While clearing spectrum for commercial use is the preferred path forward, government and industry spectrum sharing may be a necessary approach in certain spectrum bands. The analysis outlines existing spectrum sharing technologies, but cautions that those technologies do not solve the problems needing to be addressed for contemplated sharing scenarios.

To address the multifold challenges of spectrum sharing and ensure meaningful progress, the paper details specific recommendations based on sharing scenarios, some of which include:

In the case of most government users relocating, with some users remaining and sharing with non-federal users (e.g., as in the AWS-3 band):

    • The government needs to use realistic and real world interference assumptions;
    • Industry and government need to agree upon realistic propagation models;
    • Industry and government should take advantage of the recently established trusted-agent process; and
    • Government should vacate as many systems as possible from the spectrum and adopt simple sharing and coordination approaches.

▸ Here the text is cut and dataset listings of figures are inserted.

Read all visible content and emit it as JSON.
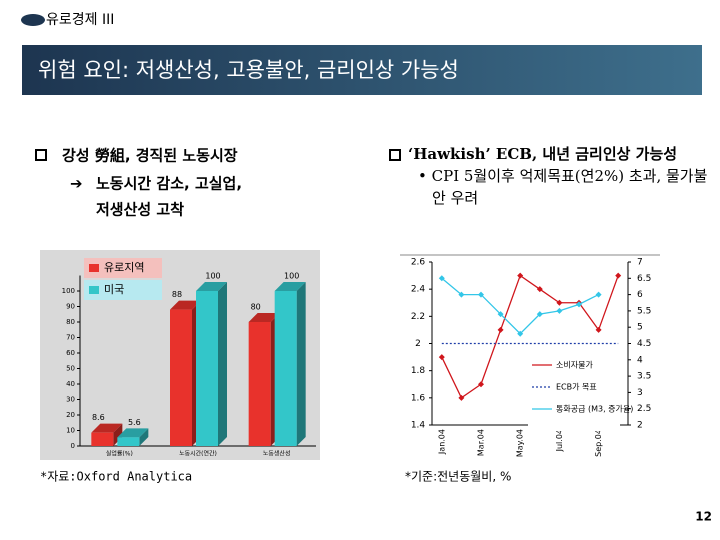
{
  "header": {
    "section": "유로경제 III",
    "title": "위험 요인: 저생산성, 고용불안, 금리인상 가능성"
  },
  "left": {
    "bullet": "강성 勞組, 경직된 노동시장",
    "sub": [
      "노동시간 감소, 고실업,",
      "저생산성 고착"
    ]
  },
  "right": {
    "bullet": "‘Hawkish’ ECB, 내년 금리인상 가능성",
    "sub": "CPI 5월이후 억제목표(연2%) 초과, 물가불안 우려"
  },
  "chart_data": [
    {
      "type": "bar3d",
      "categories": [
        "실업률(%)",
        "노동시간(연간)",
        "노동생산성"
      ],
      "series": [
        {
          "name": "유로지역",
          "color": "#e8322c",
          "values": [
            8.6,
            88,
            80
          ]
        },
        {
          "name": "미국",
          "color": "#33c6c9",
          "values": [
            5.6,
            100,
            100
          ]
        }
      ],
      "ylim": [
        0,
        110
      ],
      "yticks": [
        0,
        10,
        20,
        30,
        40,
        50,
        60,
        70,
        80,
        90,
        100
      ]
    },
    {
      "type": "line",
      "categories": [
        "Jan.04",
        null,
        "Mar.04",
        null,
        "May.04",
        null,
        "Jul.04",
        null,
        "Sep.04",
        null
      ],
      "series": [
        {
          "name": "소비자물가",
          "color": "#d0161c",
          "values": [
            1.9,
            1.6,
            1.7,
            2.1,
            2.5,
            2.4,
            2.3,
            2.3,
            2.1,
            2.5
          ]
        },
        {
          "name": "ECB가 목표",
          "color": "#1f3ea8",
          "values": [
            2,
            2,
            2,
            2,
            2,
            2,
            2,
            2,
            2,
            2
          ]
        },
        {
          "name": "통화공급 (M3, 증가율)",
          "color": "#33c6e8",
          "axis": "y2",
          "values": [
            6.5,
            6.0,
            6.0,
            5.4,
            4.8,
            5.4,
            5.5,
            5.7,
            6.0,
            null
          ]
        }
      ],
      "ylim": [
        1.4,
        2.6
      ],
      "yticks": [
        1.4,
        1.6,
        1.8,
        2,
        2.2,
        2.4,
        2.6
      ],
      "y2lim": [
        2,
        7
      ],
      "y2ticks": [
        2,
        2.5,
        3,
        3.5,
        4,
        4.5,
        5,
        5.5,
        6,
        6.5,
        7
      ]
    }
  ],
  "notes": {
    "left": "*자료:Oxford Analytica",
    "right": "*기준:전년동월비, %"
  },
  "page": "12"
}
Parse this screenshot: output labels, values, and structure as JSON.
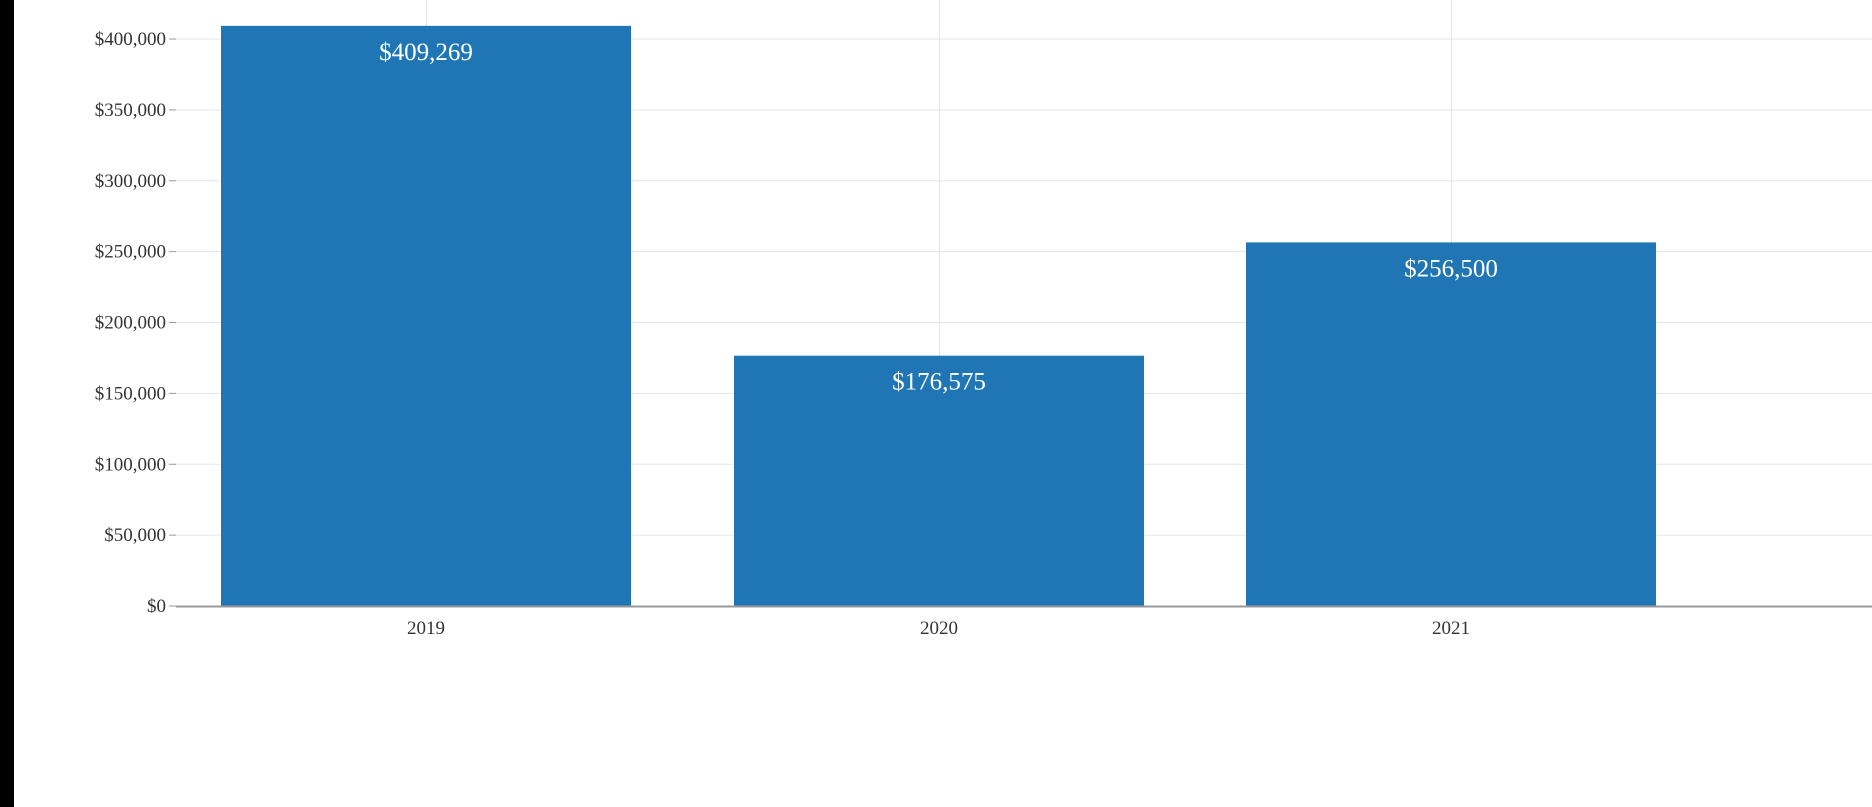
{
  "chart_data": {
    "type": "bar",
    "categories": [
      "2019",
      "2020",
      "2021"
    ],
    "values": [
      409269,
      176575,
      256500
    ],
    "value_labels": [
      "$409,269",
      "$176,575",
      "$256,500"
    ],
    "y_ticks": [
      0,
      50000,
      100000,
      150000,
      200000,
      250000,
      300000,
      350000,
      400000
    ],
    "y_tick_labels": [
      "$0",
      "$50,000",
      "$100,000",
      "$150,000",
      "$200,000",
      "$250,000",
      "$300,000",
      "$350,000",
      "$400,000"
    ],
    "ylim": [
      0,
      420000
    ],
    "grid": true,
    "legend": "none",
    "bar_color": "#2076b4",
    "grid_color": "#e5e5e5",
    "axis_color": "#999999",
    "text_color": "#333333"
  }
}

In the case of sharing being managed by a combination of coordination/protection zones and dynamic access technologies (e.g., as contemplated in the 3.5 GHz band):

    • Ongoing measurements should be considered to progressively refine models and protection zones;
    • Geographic protection zones should protect incumbent users rather than new entrants;
    • The Spectrum Access System (SAS) should not exercise direct control of networks;
    • SAS rules should assume the appropriate use-case scenarios to protect against co-channel interference;
    • Rules should segment spectrum to minimize the possibility of general access users interfering with users that have priority over general access users; and,
    • Spectrum allocations should be assigned to priority service providers on a longer-term (non-varying) basis.